新年明けましておめでとうございます。旧年中は大変お世話になりました。日頃から私どものニュースレターをご愛読いただきありがとうございます。2016年は大きなイベント、あるいは驚きといってもいいニュースにあふれた年でした。2017年はこれらが具体的に目に見える変化をもたらす年になるでしょう。企業の皆様がウオッチしていかなければならない重要テーマは数多くありますが、企業年金もその一つです。

英国では、昨年6月のEU離脱を決めた国民投票後、不透明な状況が続いていましたが、今年の3月にはBrexitに向けた英国とEUとの公式な話し合いが始まります。こうした動きは市場環境の変化を通じて英国の企業年金に間接的な影響を与えているわけですが、EU年金指令や各種雇用ルールから離脱するとなると、企業年金はよりダイレクトな影響を受けることになると思われます。

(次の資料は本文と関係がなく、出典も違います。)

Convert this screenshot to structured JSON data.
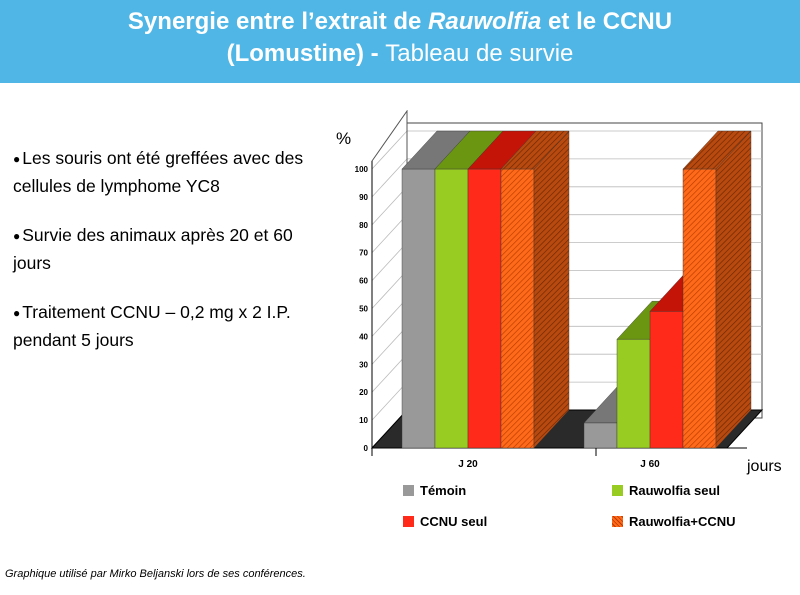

ドナルド・トランプの米国大統領選勝利は、世界に激震をもたらしました。米国内では、オバマケア(オバマ大統領が推進してきた医療保険制度改革)の抜本的な修正が取りざたされていますし、有給休暇、育児休暇、経営者報酬といった分野で、トランプ政権は政策転換を目指しています。税制改革も米国企業年金に大きな影響をもたらすでしょう。

2016年の日本は、おそらく政治的に最も安定した国の一つでした。しかし、年金分野では変化への助走が始まった年でもあります。一つには、確定拠出年金の全勤労世代への加入資格の拡大と、運用商品に関する新ルール導入の議論があげられます。もう一つは日銀のマイナス金利政策です。低金利は企業年金運営のコストとリスクを増加させます。この2つのファクターは制度設計と資産運用の両面において、年金ガバナンスをより重要なものにしていくでしょう。

2016年のウイリス・タワーズワトソンのグローバル・ベネフィット・アティテュード・サーベイでは、興味深い結果が明らかになりました。調査は12か国で実施されましたが、最も重要な貯蓄手段は企業年金制度であると回答した人が、前回の2014年調査から群を抜いて増えたのが日本でした。また、退職後25年間安心して生活するのに十分な資産があると考える人は20%に満たなくて、将来の経済的基盤に確信がもてない状況が浮き彫りになりました。平均余命が延びている中で、これは大きな懸念事項です。そのような不安感は仕事の生産性をダウンさせ、体調不良をもたらすストレスの主原因であることが証明されました。日本のような高齢化社会では、アクションをおこさなければ問題はさらに悪くなるということを、事業主は強く認識しておく必要があるでしょう。

昨年12月に国会で、将来の公的年金給付の増加率を減じる法案が可決されました。政府が今後、高齢化社会の到来と労働人口の縮小を前提に、どのように社会保障制度や労働市場を改革し、女性活用と外国人移民に対処していくのか、見守っていく必要があります。これらすべてが従業員福利厚生制度にも影響を与える問題になります。

グローバルに事業展開されている日本企業は、世界中のあらゆる変化にアンテナをはっておく必要があります。ウイリス・タワーズワトソン東京オフィスでは32名のリタイアメント&ベネフィット分野のエキスパートが、ヒューマンキャピタル&ベネフィット・グループの75名のタレント&リワード分野のエキスパートとともに、こうしたお客様のニーズにお応えしています。わたくしたちは世界各国のコンサルタントとグローバル・ネットワークを形成しておりますので、世界のどこかで何かが起こっても、皆様を支援させていただくことができます。

ウイリスとタワーズワトソンの合併で始まった2016年はウイリス・タワーズワトソンにとっても、エキサイティングな一年でした。私たちはこれまでよりもより多くの場面で皆様のお役に立つことができるようになったことをとてもうれしく思っています。

2017年の皆様のご多幸とますますのご活躍をお祈りいたします。